UPDATED 4pm: Southern Cross Medical Care Society, the country's largest medical and health insurer, is planning to contain premium hikes this year through signing up more affiliated providers, cutting overheads through pushing claims online, and getting serious about fraud detection.
The Auckland-based insurer recorded a $1.1 million annual loss after higher than expected claims from members in the last four months of the June 2014 financial year, particularly for orthopaedic procedures and specialist consultations.
The not-for-profit insurer's annual report for the June 2014 financial year showed a record $694.5 million claims were paid out, up 8.7 percent on the previous year and that led to a turnaround from last year's $22,106 surplus to a $1.1 million loss.
Chief executive Peter Tynan said the society's major focus and that of the industry regulator was not on whether it made a surplus or a deficit, but rather than it maintained solvency. It currently is sitting well within the desired range with reserves equivalent to about seven months in claims.
"Our reserves came within 1 percent of where wanted to be - nearly $395 million when we had planned it to be $400 million," Tynan said.
The most important value figure for members, he said, was that for every dollar in premium income, the society paid out 90.4 cents to members. That was well above the industry average of 67.5 cents. The society earned $768.4 million in premiums, up 5.9 percent on the previous year, while overheads were slightly reduced by $700,000 to $93.5 million.
Membership also declined but in line with the industry trend to 815,447 members, down 0.3 percent on 2013. Still, the industry heavyweight's overall market share rose slightly to 61 per cent.
Tynan said the society's affiliated providers programme was a key way of helping mitigate the impact of rising treatment costs. Begun in 1997, the programme now involves over 1,000 providers who seek prior approval and handle claims on behalf of members.
Around 34 per cent of all Southern Cross claims now come under the programme and the aim is to grow that to 60 per cent by 2016. Ten new procedures that would be covered by affiliated providers only were added this year and more will come this year, Tynan said.
There is resistance to the programme, now being copied by other industry providers, as it restrains the fees the private health providers can charge and locks out those that won't agree. Members have also protested when they can't continue using the specialist they prefer or have to travel a long way to an affiliated provider.
The number of claims covered by affiliated providers increased only 7 percent in the past year and Tynan said they would have to get "innovative" to meet the targeted 26 percent rise in the next two years. For example, it is considering signing up affiliated providers for everything that comes under a specific speciality such as orthopaedics, rather than just for certain procedures such as hip and knee operations.
Other tools for reducing costs include a push to getting more members and providers to claim online, although cost reductions from this shift have yet to show a significant benefit.
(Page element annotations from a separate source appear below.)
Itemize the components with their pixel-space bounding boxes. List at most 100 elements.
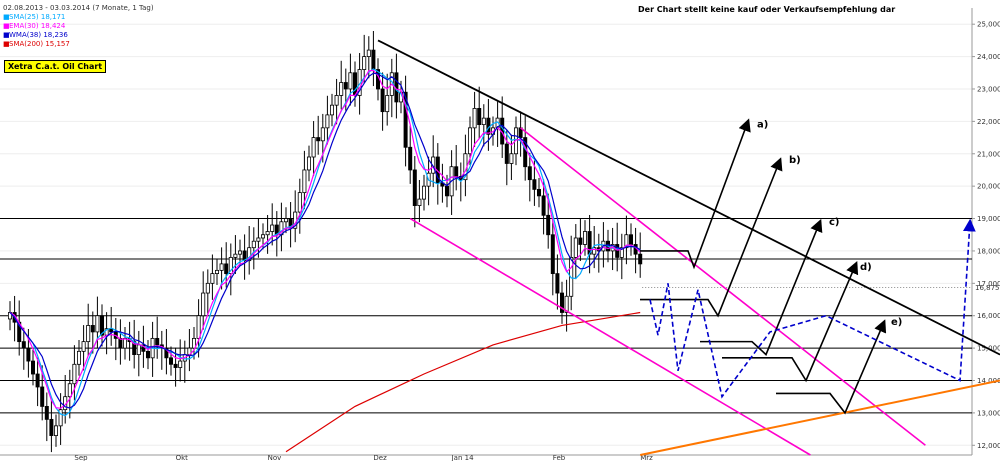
candle-up <box>421 185 426 200</box>
y-tick-label: 21,000 <box>977 150 1000 158</box>
candle-down <box>40 386 45 407</box>
candle-up <box>256 237 261 242</box>
candle-up <box>81 341 86 352</box>
y-tick-label: 24,000 <box>977 53 1000 61</box>
candle-up <box>297 192 302 213</box>
y-tick-label: 19,000 <box>977 215 1000 223</box>
candle-down <box>380 88 385 113</box>
time-axis: Sep Okt Nov Dez Jan 14 Feb Mrz <box>0 454 972 461</box>
candle-up <box>7 312 12 320</box>
x-tick-label: Okt <box>176 454 189 461</box>
candle-down <box>173 363 178 368</box>
channel-upper-line <box>520 127 926 446</box>
scenario-label: d) <box>860 262 872 273</box>
candle-down <box>541 195 546 216</box>
candle-down <box>523 137 528 168</box>
scenario-label: a) <box>757 120 768 131</box>
candle-up <box>431 156 436 174</box>
candle-up <box>283 218 288 223</box>
sma200-line <box>285 311 641 453</box>
candle-up <box>233 253 238 258</box>
candlesticks: 16,875 <box>7 30 1000 453</box>
scenario-b-arrow <box>640 157 783 318</box>
legend-wma38: ■WMA(38) 18,236 <box>3 31 68 39</box>
candle-down <box>403 91 408 148</box>
candle-down <box>168 357 173 365</box>
scenario-labels: a) b) c) d) e) <box>757 120 902 329</box>
support-resistance-levels <box>0 218 972 414</box>
scenario-label: e) <box>891 317 902 328</box>
y-tick-label: 25,000 <box>977 21 1000 29</box>
scenario-d-arrow <box>722 260 859 383</box>
scenario-arrows <box>640 118 976 415</box>
legend-sma25: ■SMA(25) 18,171 <box>3 13 66 21</box>
candle-up <box>564 295 569 313</box>
candle-up <box>136 344 141 355</box>
candle-down <box>164 347 169 359</box>
scenario-c-arrow <box>700 218 823 356</box>
candle-up <box>260 234 265 239</box>
legend-ema30-label: EMA(30) 18,424 <box>9 22 66 30</box>
x-tick-label: Dez <box>373 454 387 461</box>
candle-up <box>67 383 72 398</box>
candle-down <box>477 108 482 126</box>
candle-down <box>316 137 321 142</box>
candle-down <box>21 341 26 349</box>
channel-lower-line <box>409 217 811 456</box>
x-tick-label: Jan 14 <box>451 454 474 461</box>
candle-up <box>210 273 215 284</box>
candle-down <box>118 337 123 349</box>
candle-down <box>343 82 348 90</box>
candle-down <box>352 72 357 96</box>
candle-up <box>54 425 59 436</box>
candle-down <box>371 49 376 70</box>
trend-lines <box>377 39 1000 456</box>
scenario-label: b) <box>789 155 801 166</box>
legend-sma200-label: SMA(200) 15,157 <box>9 40 70 48</box>
wma38-line <box>9 72 641 409</box>
candle-up <box>270 224 275 232</box>
candle-down <box>408 146 413 171</box>
candle-down <box>550 234 555 275</box>
legend-ema30: ■EMA(30) 18,424 <box>3 22 66 30</box>
candle-up <box>251 240 256 249</box>
candle-up <box>201 292 206 317</box>
candle-up <box>58 409 63 427</box>
current-price-label: 16,875 <box>975 284 1000 292</box>
candle-up <box>624 234 629 249</box>
scenario-a-arrow <box>640 118 751 270</box>
candle-down <box>44 406 49 420</box>
scenario-label: c) <box>829 217 840 228</box>
price-axis: 12,00013,00014,00015,00016,00017,00018,0… <box>971 8 1000 455</box>
candle-up <box>366 49 371 57</box>
y-tick-label: 12,000 <box>977 442 1000 450</box>
candle-up <box>205 282 210 294</box>
candle-up <box>417 198 422 206</box>
candle-up <box>592 247 597 255</box>
candle-up <box>325 114 330 129</box>
y-tick-label: 17,000 <box>977 280 1000 288</box>
candle-up <box>467 127 472 155</box>
y-tick-label: 16,000 <box>977 312 1000 320</box>
candle-up <box>385 95 390 113</box>
candle-down <box>412 169 417 206</box>
candle-up <box>329 104 334 116</box>
candle-down <box>30 360 35 375</box>
candle-down <box>578 237 583 245</box>
candle-up <box>573 237 578 258</box>
candle-up <box>191 337 196 349</box>
candle-up <box>619 247 624 258</box>
indicator-legend: 02.08.2013 - 03.03.2014 (7 Monate, 1 Tag… <box>3 4 154 49</box>
candle-up <box>339 82 344 96</box>
candle-up <box>214 269 219 275</box>
candle-up <box>583 231 588 245</box>
date-range: 02.08.2013 - 03.03.2014 (7 Monate, 1 Tag… <box>3 4 154 12</box>
candle-down <box>224 263 229 275</box>
candle-down <box>560 292 565 313</box>
candle-up <box>237 250 242 255</box>
candle-down <box>100 315 105 336</box>
ema30-line <box>9 69 641 409</box>
candle-down <box>546 214 551 236</box>
candle-up <box>481 117 486 126</box>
Tynan said a new area it was targeting was fraud prevention and detection. International benchmarks put fraudulent claims, including deliberate and non-deliberate, at between 2 to 3 percent of premiums. In Southern Cross's case that would amount to between $30 million to $40 million. Tynan said he didn't think New Zealand was faced with the same level of fraud and most detected so far had been "at the edges, such as providers mistakenly billing twice for an operation.
"We're catching up a little bit. ACC has been very vigilant in this area," he said.
Tynan doesn't think any one thing will be prove a panacea for curtailing rising premiums. "It needs to be a multi-faceted approach."